Bodyguard Denies Stealing Andy Warhol’s ‘Liz’

     MANHATTAN (CN) – In his first public reaction to a blockbuster art lawsuit, an attorney for Andy Warhol’s former bodyguard said his client “emphatically denies” trying to sell a stolen painting of Elizabeth Taylor that he allegedly hid for more than 30 years.
     Agusto Bugarin, whom the Andy Warhol Foundation labeled a “liar and a thief” in a Friday complaint, maintains that Warhol gave him a “Liz” painting as a present, attorney Henry Welt said in a phone interview.
     “Mr. Bugarin denies the allegations in that complaint and says emphatically that the painting is his,” Welt said.
     New York County Supreme Court Justice Cynthia Kern signed a temporary restraining order Monday that prevents Bugarin and Taglialatella Galleries from moving or selling the painting, pending a Nov. 5 hearing on the matter.
     In Friday’s blistering complaint, the Andy Warhal Foundation for the Visual Arts opened by saying that “Bugarin is a patient thief, but a thief nonetheless.”
     It says Bugarin waited decades until anyone who “could challenge his ownership of the work had died” before he “teamed up” with a gallery “purporting to deal in contemporary art” to sell the iconic work through a fabricated story.
     Bugarin said Warhol gave “Liz” to him as a favor three decades ago for discreetly renovating a New York apartment for Warhol’s new lover, Jon Gould, after ending his relationship with Jed Johnson in 1984.

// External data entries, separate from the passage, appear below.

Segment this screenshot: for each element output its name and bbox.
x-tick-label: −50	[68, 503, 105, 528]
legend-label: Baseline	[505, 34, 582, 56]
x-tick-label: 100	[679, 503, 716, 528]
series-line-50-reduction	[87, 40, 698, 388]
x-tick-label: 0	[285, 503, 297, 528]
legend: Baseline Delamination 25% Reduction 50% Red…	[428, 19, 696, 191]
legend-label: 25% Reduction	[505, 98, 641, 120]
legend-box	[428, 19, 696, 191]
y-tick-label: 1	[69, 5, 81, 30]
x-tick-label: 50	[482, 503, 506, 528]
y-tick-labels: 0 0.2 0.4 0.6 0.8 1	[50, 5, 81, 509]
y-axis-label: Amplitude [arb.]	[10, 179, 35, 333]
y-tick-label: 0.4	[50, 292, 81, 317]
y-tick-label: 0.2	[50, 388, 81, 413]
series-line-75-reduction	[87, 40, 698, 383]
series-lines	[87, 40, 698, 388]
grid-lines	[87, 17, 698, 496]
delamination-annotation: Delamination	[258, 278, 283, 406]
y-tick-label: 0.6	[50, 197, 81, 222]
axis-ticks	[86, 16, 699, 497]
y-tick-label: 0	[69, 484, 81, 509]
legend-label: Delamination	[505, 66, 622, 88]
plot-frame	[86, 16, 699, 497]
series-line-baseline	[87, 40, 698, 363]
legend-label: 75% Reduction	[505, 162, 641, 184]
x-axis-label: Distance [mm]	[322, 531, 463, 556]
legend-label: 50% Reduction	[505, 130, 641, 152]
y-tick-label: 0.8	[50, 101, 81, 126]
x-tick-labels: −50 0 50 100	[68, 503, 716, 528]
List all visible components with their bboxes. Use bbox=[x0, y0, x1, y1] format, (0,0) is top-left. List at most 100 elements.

     The foundation scoffed at the notion that Warhol would have gifted Bugarin such a valuable silkscreen.
     “There is no indication that Warhol did or would have given his bodyguard a painting valued at the time in the hundreds of thousands of dollars – several multiples of Bugarin’s annual salary,” the seven-page complaint states.
     The painting is now expected to fetch at least $20 million, the New York Daily News reported.

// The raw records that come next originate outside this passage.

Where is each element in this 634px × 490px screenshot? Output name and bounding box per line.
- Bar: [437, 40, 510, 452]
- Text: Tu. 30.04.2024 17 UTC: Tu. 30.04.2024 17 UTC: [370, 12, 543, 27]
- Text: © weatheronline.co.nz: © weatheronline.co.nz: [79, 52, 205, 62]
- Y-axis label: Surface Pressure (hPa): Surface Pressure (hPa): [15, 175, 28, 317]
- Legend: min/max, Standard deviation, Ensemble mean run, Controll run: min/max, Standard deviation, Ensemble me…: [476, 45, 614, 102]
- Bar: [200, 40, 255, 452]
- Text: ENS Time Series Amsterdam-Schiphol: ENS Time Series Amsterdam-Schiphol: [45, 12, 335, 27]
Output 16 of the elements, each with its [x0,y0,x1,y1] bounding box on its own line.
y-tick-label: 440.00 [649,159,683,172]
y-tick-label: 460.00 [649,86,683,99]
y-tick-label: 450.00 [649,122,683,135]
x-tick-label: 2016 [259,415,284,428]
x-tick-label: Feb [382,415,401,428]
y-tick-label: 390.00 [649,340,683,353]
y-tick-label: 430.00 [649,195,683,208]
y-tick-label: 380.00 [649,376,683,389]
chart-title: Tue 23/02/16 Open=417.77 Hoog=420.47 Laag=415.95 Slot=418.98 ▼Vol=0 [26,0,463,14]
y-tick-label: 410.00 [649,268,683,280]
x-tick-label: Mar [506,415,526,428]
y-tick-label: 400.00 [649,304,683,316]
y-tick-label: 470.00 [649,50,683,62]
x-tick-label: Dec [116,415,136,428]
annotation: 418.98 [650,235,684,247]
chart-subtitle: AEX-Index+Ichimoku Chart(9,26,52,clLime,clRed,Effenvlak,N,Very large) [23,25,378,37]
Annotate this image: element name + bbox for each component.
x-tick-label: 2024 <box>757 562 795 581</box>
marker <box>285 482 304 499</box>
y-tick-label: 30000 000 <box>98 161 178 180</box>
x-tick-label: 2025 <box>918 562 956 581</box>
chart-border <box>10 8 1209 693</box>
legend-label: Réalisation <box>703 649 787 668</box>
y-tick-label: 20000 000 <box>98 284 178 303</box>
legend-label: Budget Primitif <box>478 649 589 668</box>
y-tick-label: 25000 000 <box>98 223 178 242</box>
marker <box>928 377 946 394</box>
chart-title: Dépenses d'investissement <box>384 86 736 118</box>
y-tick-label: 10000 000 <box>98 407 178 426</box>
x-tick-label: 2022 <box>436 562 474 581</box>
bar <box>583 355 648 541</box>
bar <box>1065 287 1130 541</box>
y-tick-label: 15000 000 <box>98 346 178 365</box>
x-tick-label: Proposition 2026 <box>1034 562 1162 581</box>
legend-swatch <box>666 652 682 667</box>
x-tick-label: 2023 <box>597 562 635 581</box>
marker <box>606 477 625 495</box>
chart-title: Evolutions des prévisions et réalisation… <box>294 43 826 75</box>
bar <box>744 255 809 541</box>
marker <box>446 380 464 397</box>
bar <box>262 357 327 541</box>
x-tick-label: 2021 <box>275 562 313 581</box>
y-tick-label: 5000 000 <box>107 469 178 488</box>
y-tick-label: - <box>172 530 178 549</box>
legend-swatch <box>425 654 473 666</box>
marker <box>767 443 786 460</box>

     Brushing aside this argument, Welt countered: “If someone wants to know why Mr. Warhol did something, then they have to find a way to ask Mr. Warhol.”
     Warhol died in New York Hospital after routine gallbladder surgery in 1987.
     Though Welt said Warhol’s friendship with Bugarin is also “well-documented,” the foundation insists that Bugarin’s story is “contradicted by well-known facts about Warhol’s life and works.”
     It says Bugarin’s alleged 1984 timeline makes no sense since Warhol had ended his relationship with Johnson years earlier. Several years had also elapsed by 1984 since Gould moved into a house that Warhol acquired, according to the lawsuit.
     “Liz” later resurfaced this year “under suspicious circumstances,” the foundation says.
     Claiming that Taglialatella continues to market the consigned art to prospective buyers even after learning of the theft allegations, the complaint accuses the Chelsea gallery of “dealing in stolen goods.”
     Welt represents the gallery as well and called these allegations “outrageous” and “really unforgiveable.”
     Taglialatella claims to have it checked with the Art Loss Registry and confirmed that it had not been reported stolen before marketing the painting. Bugarin and the gallery both invited “two senior employees” with the foundation to inspect the painting, and the foundation never raised objections until after it was slated for auction, Welt said.
     The lawyer added that the gallery performed “an extraordinary amount of due diligence” on the painting.
     This defense failed to impress Luke Nikas, the foundation’s attorney from the Albany office of Boies, Schiller & Flexner.
     “Bugarin’s latest excuses are just as frivolous as his contradictory story about how he acquired the work,” Nikas said in an email.
     Court documents indicate that the gallery had planned to sell the painting in the next few weeks.
     To convince the judge about the urgency of the restraining order, Nikas attached an email that Welt allegedly sent him on Oct. 23, detailing a plan to move ahead with a “November auction.”
     “I assume, from your client’s stone silence that the foundation has lost interest in this situation,” the alleged Welt email states. “This is to let you know that I am advising my clients that it would be irresponsible on their part to ‘sit out’ the next two weeks on the sidelines while the high value prospective buyers gather in NYC and then disperse back to their respective homes, and that my clients should move forward at this time.”
     The foundation seeks compensatory and punitive damages from Bugarin and Tagliatella for conversion and demands the painting’s return.
     Nikas said: “The foundation brings this action to prevent a thief and his gallery partner from profiting in stolen goods that would otherwise be used in furtherance of the foundation’s charitable mission and purpose.”